Сейчас она ласково скажет: "Привет!" Сию же секунду злость покинет меня, и я спрошу: "Почему сюда?" – спрошу наивно, словно сельский дурачок. Она подёрнет плечами и ответит: "Люблю… ты знаешь". И не уточнит, кого именно, стервозина, любит.
"Теперь поедут кавалергарды", – так она проговорит.
Я откликнусь словами Окуджавы: "Кавалергарда век недолог, и потому так сладок он". Она сморщит носик, начертит на моей ладони круг… а потом по аллее, действительно, проскачут всадники.
Я подниму голову и попытаюсь встать. Отмечу тонкие, едва заметные белёсые вихри, уходящие в небо – они связывают нас с действительностью. Это пуповины – весьма правильное определение. Мы здесь, но мы там. Тело и разум разъединились.
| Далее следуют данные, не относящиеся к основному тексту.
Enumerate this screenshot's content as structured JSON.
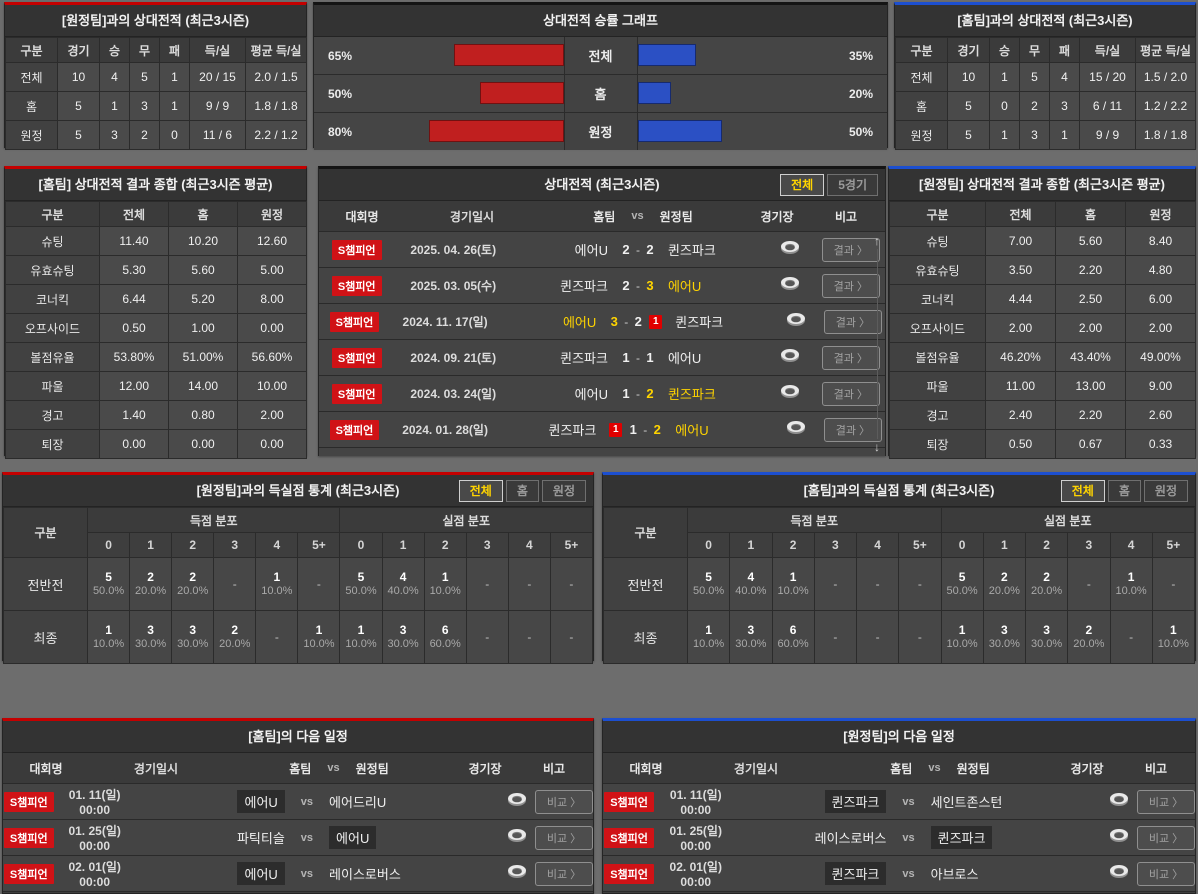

В воздухе что-то меняется, эти неправедные перемены меня нервируют.
…прежде чем продолжить, я должен признать: в нашей паре источник энергии – она. Шельма, рождающая движение, стервоза, использующая мужчин, нечистая сила, потусторонняя гадость. Источник неприятностей, приятностей, радости, злости, добра и наслаждения – всё она.
Спрашиваю:
– Что не так, Алу?
Она молчит. Молчит приторно, лживо, искусственно. Я хватаюсь за голову двумя руками, сжимаю виски, перекатываюсь, упираюсь лбом в землю.
– Меня призвали на суд Сварожьего Круга, – говорит она.
– Знаю, – откликаюсь я.
– Хочу оставить тебе ЕЁ.
Она выходит из лягушачьей шкуры и остаётся в костюме Евы.
…люди неправильно трактуют это понятие, остаться в костюме Евы вовсе не означает "быть обнажённой". Однако мне не хватает красок, чтобы описать состояние того безграничного одиночества, в которое она попадает. Душа – словно свеча. Я бы не смог просуществовать так и секунды.
Киваю и что-то говорю – проговариваю слова, ибо молчание невыносимо.
Через секунду она возвращается.
Суд состоялся.
Вердикт вынесен.
– Я не могу отдать твою шкуру, – говорю я. Кажется, улыбаюсь. – Алу?
– Что-что? – переспрашивает она.
– Я не могу отдать твою лягушачью шкуру! – повторяю я; голос звучит чуть смелее. – Ты убила человека, и едва не погубила второго. Ты не сможешь более обращаться.
– Ах, да… – она протягивает ко мне руки, будто я проговорил милую шутку.
…Мы всё ещё в Царском селе. Кавалергарды гарцуют, Николенька движется во главе парадного строя. Яблоня цветёт. Ручей журчит. Дрозд (или кто это, мать его, в ветвях?) поёт славу жизни.
– Я не могу отдать твою кожу. Я поклялся.
Она не слышит. Говорит, что Сварожий Круг состоялся, и Перун приказал ей вернуть Каплю Жизни. Кречинский пострадал за собственную похоть, но Костя стал невинной жертвой.
– Ты перестанешь быть бессмертной? – уточняю я. В глазах моих черная зарница.
– Не знаю, – отвечает Алу почти беззаботно. – Перун сказал, что я стану смертной.
Через паузу она спрашивает:
– Тебе не кажется…
– Что? – перебиваю. Я слишком нетерпелив.
– …что мне уже поздно умирать? Мы слишком долго жили.
Мою черепную коробку дробят мысли, я исторгаю их пространство, говорю, что я тоже зажился – в конце концов.
– Но ты…
– Что я?
– Ты останешься жить! – губами говорит она.
Шьёрт меня побьери! – хочется орать.
Я знаю, что она – сволочь.
Я убеждён, что она – сучка.
Я верую в свою правоту.
Верую в истину Небесного Владыки, но я не… не…
– Послушай, – говорю. – Всё не так уж плохо. У нас есть Капля жизни. Вот она! – снимаю с шеи жемчужину. – Бери, если хочешь. Она твоя.
– Нет, – она обвивает мою шею руками. – Она наша. Твоя и моя.
Часть 5. Послесловие рассказчика.
Костя долго страдал сухоткой. Средства Баженова помогали незначительно, однако через полгода молодой организм поборол недуг.
Сразу после суда Сварожьего Круга, Алу скрылась в неизвестном направлении. Баженов тосковал, однако не мог покинуть больного. Покончив с лечением, кудесник отправился на поиски.
Капля вечной жизни осталась у девушки.